THR Web Features   /   March 10, 2016

The Hedgehog’s Array: March 10, 2016

Noteworthy reads from the last week:

“Fair Usage,” Elisa Gabbert

“Descriptivism can quickly succumb to its own kind of smugness; it forms its own set of shibboleths and rules.”

“A bookseller’s guide to book thieves,” Emily Rhodes

“Stealing books is not, I think, wholly bad.”

 

“Everybody Freeze!,” Corey Pein 

“Thanks to all this high-profile backing, a true transhuman miracle has occurred: Alcor, a preposterous operation built on the unethical sale of false hope, remains in business.”

 

 

“A Century of Fakers,” Sasha Chapin

“It’s hard to know what to do with the fact that you can buy shoes studded with over four hundred diamonds in a world where hundreds of thousands of people are dying of diarrhea.”

 

“‘The less I can see, of the world, the more I can focus,” Susie Steiner

“Someone once told me, at great length, how losing his sight would be the absolute worst thing he could imagine. He’s dead now. There really are worse things.”

Hedgehogs abroad:

“Between the Hipsters and the Hasids,” Matthew Schmitz

“Starry-eyed longing for a binding community can become yet another way of surrendering to this world. Rather than living and working where we are, we dream of where else we might be.”

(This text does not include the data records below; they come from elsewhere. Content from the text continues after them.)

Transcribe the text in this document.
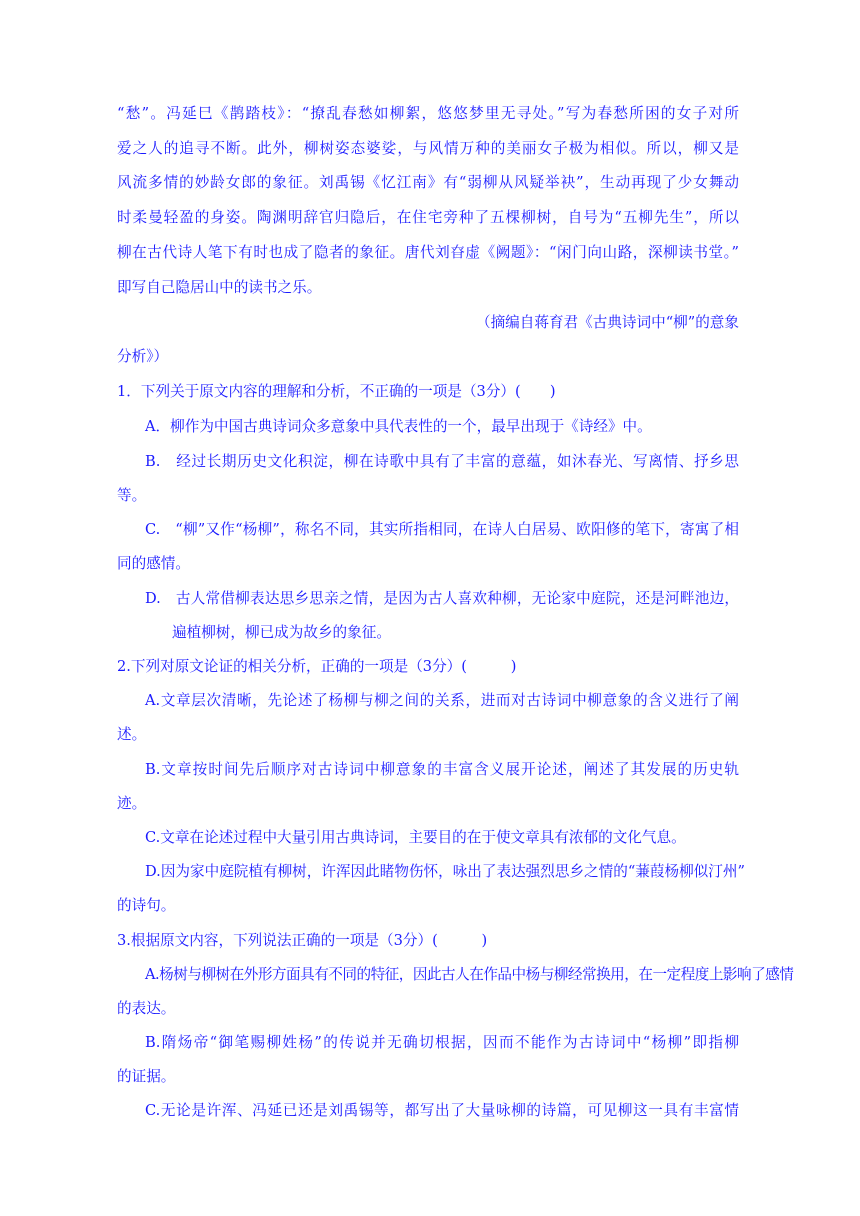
“愁”。冯延巳《鹊踏枝》：“撩乱春愁如柳絮，悠悠梦里无寻处。”写为春愁所困的女子对所
爱之人的追寻不断。此外，柳树姿态婆娑，与风情万种的美丽女子极为相似。所以，柳又是
风流多情的妙龄女郎的象征。刘禹锡《忆江南》有“弱柳从风疑举袂”，生动再现了少女舞动
时柔曼轻盈的身姿。陶渊明辞官归隐后，在住宅旁种了五棵柳树，自号为“五柳先生”，所以
柳在古代诗人笔下有时也成了隐者的象征。唐代刘昚虚《阙题》：“闲门向山路，深柳读书堂。”
即写自己隐居山中的读书之乐。
（摘编自蒋育君《古典诗词中“柳”的意象
分析》）
1．下列关于原文内容的理解和分析，不正确的一项是（3分）(　　)
A．柳作为中国古典诗词众多意象中具代表性的一个，最早出现于《诗经》中。
B.　经过长期历史文化积淀，柳在诗歌中具有了丰富的意蕴，如沐春光、写离情、抒乡思
等。
C.　“柳”又作“杨柳”，称名不同，其实所指相同，在诗人白居易、欧阳修的笔下，寄寓了相
同的感情。
D.　古人常借柳表达思乡思亲之情，是因为古人喜欢种柳，无论家中庭院，还是河畔池边，
遍植柳树，柳已成为故乡的象征。
2.下列对原文论证的相关分析，正确的一项是（3分）(　　　)
A.文章层次清晰，先论述了杨柳与柳之间的关系，进而对古诗词中柳意象的含义进行了阐
述。
B.文章按时间先后顺序对古诗词中柳意象的丰富含义展开论述，阐述了其发展的历史轨
迹。
C.文章在论述过程中大量引用古典诗词，主要目的在于使文章具有浓郁的文化气息。
D.因为家中庭院植有柳树，许浑因此睹物伤怀，咏出了表达强烈思乡之情的“蒹葭杨柳似汀州”
的诗句。
3.根据原文内容，下列说法正确的一项是（3分）(　　　)
A.杨树与柳树在外形方面具有不同的特征，因此古人在作品中杨与柳经常换用，在一定程度上影响了感情
的表达。
B.隋炀帝“御笔赐柳姓杨”的传说并无确切根据，因而不能作为古诗词中“杨柳”即指柳
的证据。
C.无论是许浑、冯延已还是刘禹锡等，都写出了大量咏柳的诗篇，可见柳这一具有丰富情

“The Counter-Desecration Phrasebook,” Alan Jacobs

“It is language, McFarlane reminds us—as we are constantly reminded by the writers who attend to place—that builds the vital bridge between the mountains out there and the mountains of the mind.”

“What’s Pro-Life About an AR-15?,” James Mumford

“Just because you’re free to do something doesn’t mean you should do it.”